Epicurus was a Philosopher, a Greek Philosopher who lived before Jesus and he developed this idea that our chief goal in life should be pleasure. And people today criticize that and say, "Oh, that's hedonism, eat, drink and be married because tomorrow we dine". They discount it but that's not really what Epicurus was saying. I read one commentator this week who pointed out what he was saying was, you ought to decide what you do by that which will give you the most long-term satisfaction. And actually, that's a good test. What is it that will provide the most long-term satisfaction? And it's obedience to God. You say you will never consistently walk with God, obey God until you're convinced it's in your best interest to do so. Until you're absolutely convinced that God will reward you, maybe not in the short-term but in the long-term for your obedience to him.

Now, he gives us one final example of that. In chapter 11:7, Noah. By faith, Noah being warned by God about things not yet seen, in reverence he prepared an ark for the salvation of his household by which he condemned the world and he became an heir of the righteousness which is according to faith. Remember the story of Noah, Genesis 6? The world had become so evil that God decided to destroy it with a great flood but verse 8 says, Noah found favor in God's eyes for no reason other than God's own secret will, he chose Noah and he said to Noah, "Noah, I'm going to flood the world. I'm going to send rain for 40 days and 40 nights, destroy the world. I want you to build an ark for you and those I'll tell you to put in that ark". And Noah obeyed what God said.

But what's interesting about his obedience is this, it says, he obeyed God being warned of things not yet seen. You know what that means? Up to that point it had never rained on the earth before. The earth was watered by subterranean fountains that provided this mist. It had not yet rained on the earth according to Genesis 2:5. So, when God said to Noah, "Hey, it's going to rain for 40 days and 40 nights," that was like saying to Noah, "Hey, Noah, it's going to supercalifragilisticexpialidocious for 40 days and 40 nights". "Ah, Lord, would you say that again please"? He didn't know what rain was, never heard of rain. But he believed what God said. He acted accordingly by building that ark and the result was not only the temporary salvation of himself and his family but notice what it says here, he became an heir of the righteousness which is according to faith.
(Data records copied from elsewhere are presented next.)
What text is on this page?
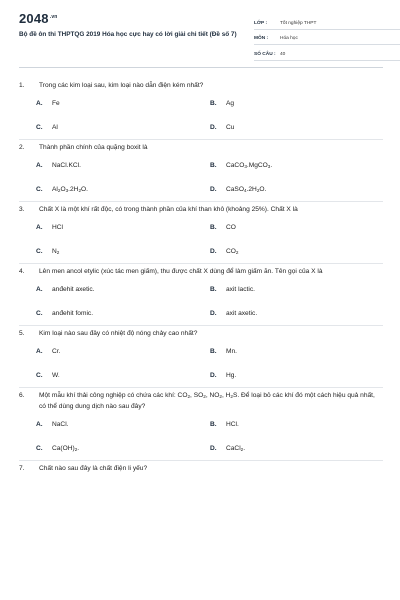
$2048^{.vn}$
Bộ đề ôn thi THPTQG 2019 Hóa học cực hay có lời giải chi tiết (Đề số 7)
LỚP :	Tốt nghiệp THPT
MÔN :	Hóa học
SỐ CÂU : 40
1.	Trong các kim loại sau, kim loại nào dẫn điện kém nhất?
A.	Fe	B.	Ag
C.	Al	D.	Cu
2.	Thành phần chính của quặng boxit là
A.	NaCl.KCl.	B.	CaCO$_3$.MgCO$_3$.
C.	$Al_2O_3.2H_2O$.	D.	$CaSO_4.2H_2O$.
3.	Chất X là một khí rất độc, có trong thành phần của khí than khô (khoảng 25%). Chất X là
A.	HCl	B.	CO
C.	$N_2$	D.	$CO_2$
4.	Lên men ancol etylic (xúc tác men giấm), thu được chất X dùng để làm giấm ăn. Tên gọi của X là
A.	anđehit axetic.	B.	axit lactic.
C.	anđehit fomic.	D.	axit axetic.
5.	Kim loại nào sau đây có nhiệt độ nóng chảy cao nhất?
A.	Cr.	B.	Mn.
C.	W.	D.	Hg.
6.	Một mẫu khí thải công nghiệp có chứa các khí: $CO_2$, $SO_2$, $NO_2$, $H_2S$. Để loại bỏ các khí đó một cách hiệu quả nhất, có thể dùng dung dịch nào sau đây?
A.	NaCl.	B.	HCl.
C.	$Ca(OH)_2$.	D.	CaCl$_2$.
7.	Chất nào sau đây là chất điện li yếu?
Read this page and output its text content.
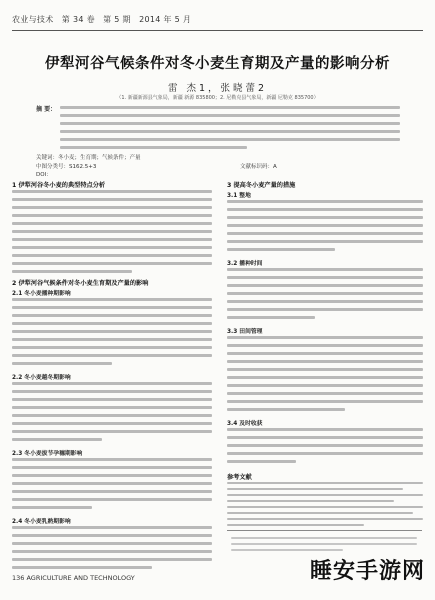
农业与技术　第 34 卷　第 5 期　2014 年 5 月
伊犁河谷气候条件对冬小麦生育期及产量的影响分析
雷 杰1，张晓蕾2
（1. 新疆新源县气象局，新疆 新源 835800；2. 尼勒克县气象局，新疆 尼勒克 835700）
摘 要：
关键词：冬小麦；生育期；气候条件；产量
中图分类号：S162.5+3	文献标识码：A
DOI：
1 伊犁河谷冬小麦的典型特点分析
2 伊犁河谷气候条件对冬小麦生育期及产量的影响
2.1 冬小麦播种期影响
2.2 冬小麦越冬期影响
2.3 冬小麦拔节孕穗期影响
2.4 冬小麦乳熟期影响
3 提高冬小麦产量的措施
3.1 整地
3.2 播种时间
3.3 田间管理
3.4 及时收获
参考文献
136 AGRICULTURE AND TECHNOLOGY	睡安手游网
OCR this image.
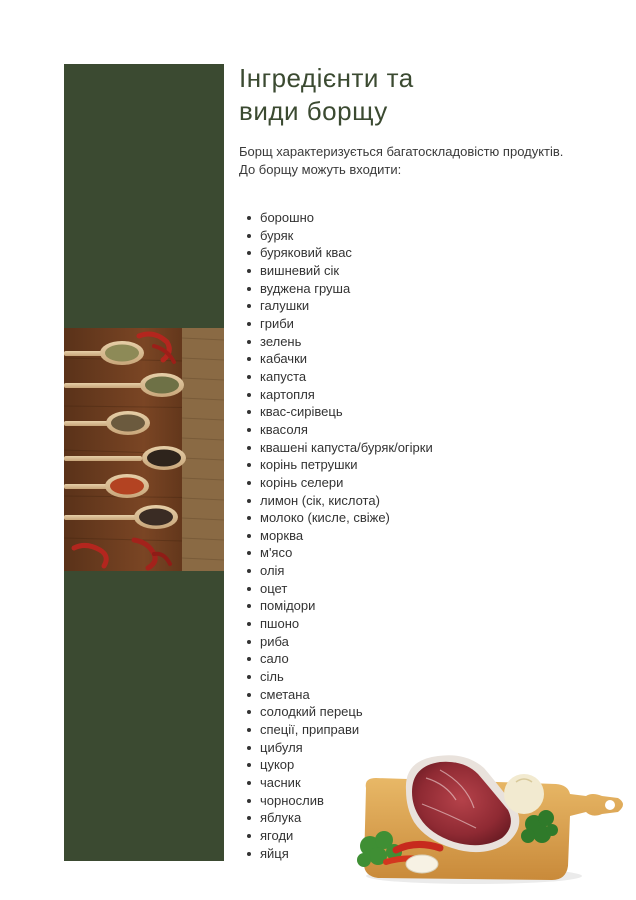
Інгредієнти та
види борщу

Борщ характеризується багатоскладовістю продуктів.

До борщу можуть входити:

борошно
буряк
буряковий квас
вишневий сік
вуджена груша
галушки
гриби
зелень
кабачки
капуста
картопля
квас-сирівець
квасоля
квашені капуста/буряк/огірки
корінь петрушки
корінь селери
лимон (сік, кислота)
молоко (кисле, свіже)
морква
м'ясо
олія
оцет
помідори
пшоно
риба
сало
сіль
сметана
солодкий перець
спеції, приправи
цибуля
цукор
часник
чорнослив
яблука
ягоди
яйця
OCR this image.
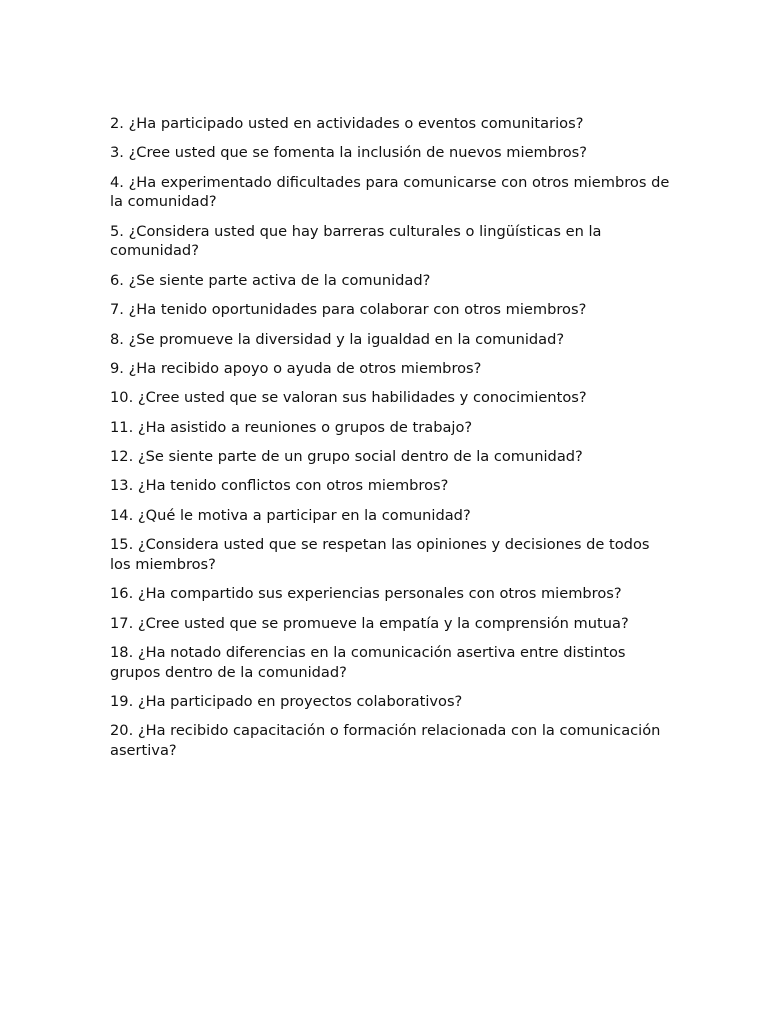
2. ¿Ha participado usted en actividades o eventos comunitarios?
3. ¿Cree usted que se fomenta la inclusión de nuevos miembros?
4. ¿Ha experimentado dificultades para comunicarse con otros miembros de la comunidad?
5. ¿Considera usted que hay barreras culturales o lingüísticas en la comunidad?
6. ¿Se siente parte activa de la comunidad?
7. ¿Ha tenido oportunidades para colaborar con otros miembros?
8. ¿Se promueve la diversidad y la igualdad en la comunidad?
9. ¿Ha recibido apoyo o ayuda de otros miembros?
10. ¿Cree usted que se valoran sus habilidades y conocimientos?
11. ¿Ha asistido a reuniones o grupos de trabajo?
12. ¿Se siente parte de un grupo social dentro de la comunidad?
13. ¿Ha tenido conflictos con otros miembros?
14. ¿Qué le motiva a participar en la comunidad?
15. ¿Considera usted que se respetan las opiniones y decisiones de todos los miembros?
16. ¿Ha compartido sus experiencias personales con otros miembros?
17. ¿Cree usted que se promueve la empatía y la comprensión mutua?
18. ¿Ha notado diferencias en la comunicación asertiva entre distintos grupos dentro de la comunidad?
19. ¿Ha participado en proyectos colaborativos?
20. ¿Ha recibido capacitación o formación relacionada con la comunicación asertiva?
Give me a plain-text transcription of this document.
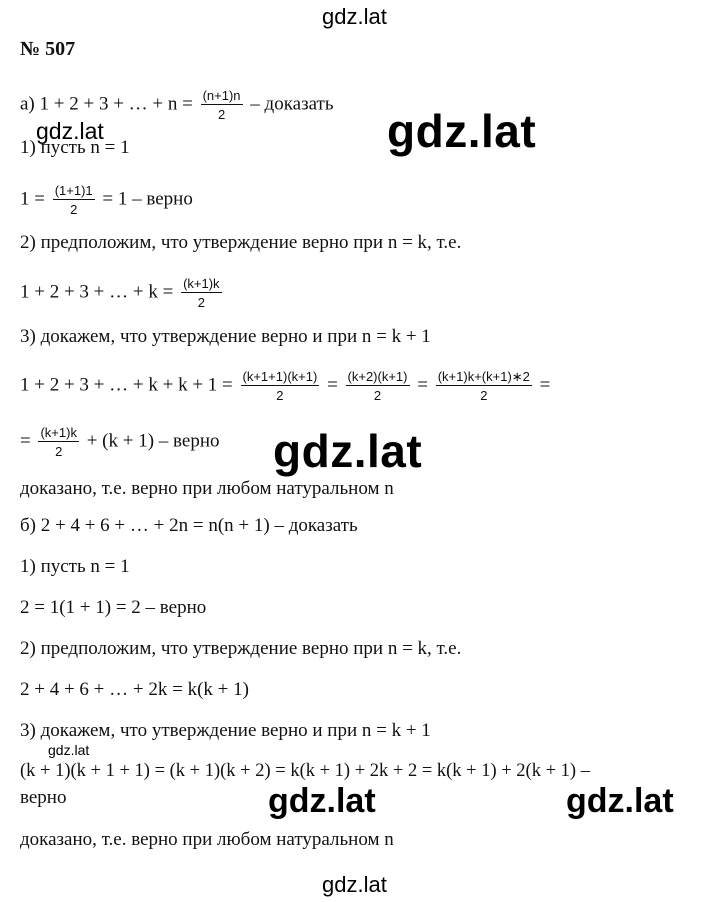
gdz.lat
gdz.lat
gdz.lat
gdz.lat
gdz.lat
gdz.lat	gdz.lat
gdz.lat
№ 507
а) 1 + 2 + 3 + … + $n = \frac{(n+1)n}{2}$ – доказать
1) пусть n = 1
$1 = \frac{(1+1)1}{2} = 1$ – верно
2) предположим, что утверждение верно при n = k, т.е.
1 + 2 + 3 + … + $k = \frac{(k+1)k}{2}$
3) докажем, что утверждение верно и при n = k + 1
1 + 2 + 3 + … + $k + k + 1 = \frac{(k+1+1)(k+1)}{2} = \frac{(k+2)(k+1)}{2} = \frac{(k+1)k+(k+1)∗2}{2}$ =
= $\frac{(k+1)k}{2} + (k + 1)$ – верно
доказано, т.е. верно при любом натуральном n
б) 2 + 4 + 6 + … + 2n = n(n + 1) – доказать
1) пусть n = 1
2 = 1(1 + 1) = 2 – верно
2) предположим, что утверждение верно при n = k, т.е.
2 + 4 + 6 + … + 2k = k(k + 1)
3) докажем, что утверждение верно и при n = k + 1
(k + 1)(k + 1 + 1) = (k + 1)(k + 2) = k(k + 1) + 2k + 2 = k(k + 1) + 2(k + 1) –
верно
доказано, т.е. верно при любом натуральном n
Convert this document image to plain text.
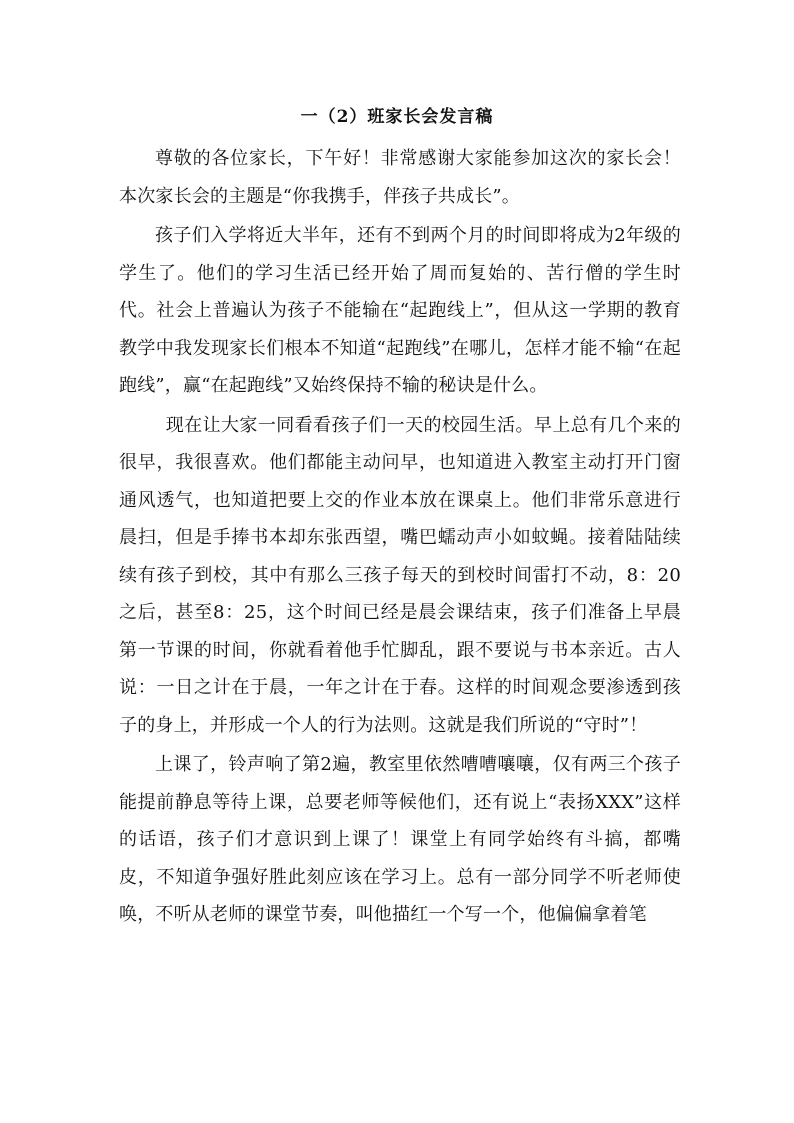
一（2）班家长会发言稿

尊敬的各位家长，下午好！非常感谢大家能参加这次的家长会！本次家长会的主题是“你我携手，伴孩子共成长”。

孩子们入学将近大半年，还有不到两个月的时间即将成为2年级的学生了。他们的学习生活已经开始了周而复始的、苦行僧的学生时代。社会上普遍认为孩子不能输在“起跑线上”，但从这一学期的教育教学中我发现家长们根本不知道“起跑线”在哪儿，怎样才能不输“在起跑线”，赢“在起跑线”又始终保持不输的秘诀是什么。

现在让大家一同看看孩子们一天的校园生活。早上总有几个来的很早，我很喜欢。他们都能主动问早，也知道进入教室主动打开门窗通风透气，也知道把要上交的作业本放在课桌上。他们非常乐意进行晨扫，但是手捧书本却东张西望，嘴巴蠕动声小如蚊蝇。接着陆陆续续有孩子到校，其中有那么三孩子每天的到校时间雷打不动，8：20之后，甚至8：25，这个时间已经是晨会课结束，孩子们准备上早晨第一节课的时间，你就看着他手忙脚乱，跟不要说与书本亲近。古人说：一日之计在于晨，一年之计在于春。这样的时间观念要渗透到孩子的身上，并形成一个人的行为法则。这就是我们所说的“守时”！

上课了，铃声响了第2遍，教室里依然嘈嘈嚷嚷，仅有两三个孩子能提前静息等待上课，总要老师等候他们，还有说上“表扬XXX”这样的话语，孩子们才意识到上课了！课堂上有同学始终有斗搞，都嘴皮，不知道争强好胜此刻应该在学习上。总有一部分同学不听老师使唤，不听从老师的课堂节奏，叫他描红一个写一个，他偏偏拿着笔
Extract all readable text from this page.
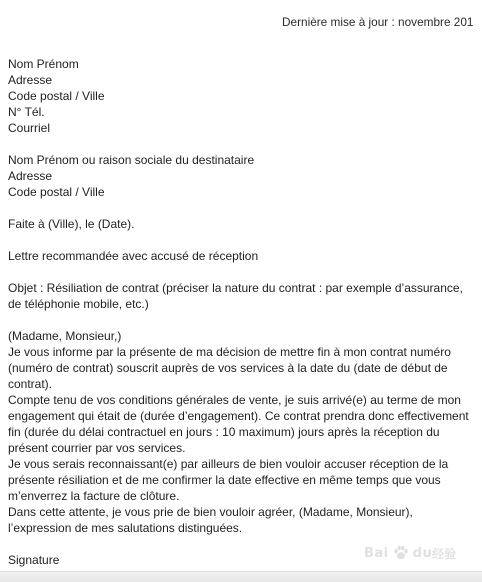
Dernière mise à jour : novembre 201
Nom Prénom
Adresse
Code postal / Ville
N° Tél.
Courriel
Nom Prénom ou raison sociale du destinataire
Adresse
Code postal / Ville
Faite à (Ville), le (Date).
Lettre recommandée avec accusé de réception
Objet : Résiliation de contrat (préciser la nature du contrat : par exemple d’assurance, de téléphonie mobile, etc.)
(Madame, Monsieur,)
Je vous informe par la présente de ma décision de mettre fin à mon contrat numéro (numéro de contrat) souscrit auprès de vos services à la date du (date de début de contrat).
Compte tenu de vos conditions générales de vente, je suis arrivé(e) au terme de mon engagement qui était de (durée d’engagement). Ce contrat prendra donc effectivement fin (durée du délai contractuel en jours : 10 maximum) jours après la réception du présent courrier par vos services.
Je vous serais reconnaissant(e) par ailleurs de bien vouloir accuser réception de la présente résiliation et de me confirmer la date effective en même temps que vous m’enverrez la facture de clôture.
Dans cette attente, je vous prie de bien vouloir agréer, (Madame, Monsieur), l’expression de mes salutations distinguées.
Signature	Bai du 经验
Noah is the first person in the Bible who was ever declared righteous. He is in a right standing with God, why? Because he believed what God said, he believed in a God of grace. He received that grace through faith. And one day, that faith would be paid for by the blood of Jesus Christ. One of the thing you notice as you read through Hebrews 11 is this. All of the men and women we're going to look at in the days ahead had one thing in common. They obeyed God and they died without fully seeing and realizing the promises of God. Nevertheless, they kept on obeying God. And they found that as they did, as they exercised their faith, their faith became stronger. As they practiced obedience, it became easier to obey God. What is it that gave them the ability to keep on following God even when they weren't immediately rewarded for doing so? It was their faith. They believed that God exists and that he is a rewarder of those who diligently follow after him. Do you believe that? Do you really believe that?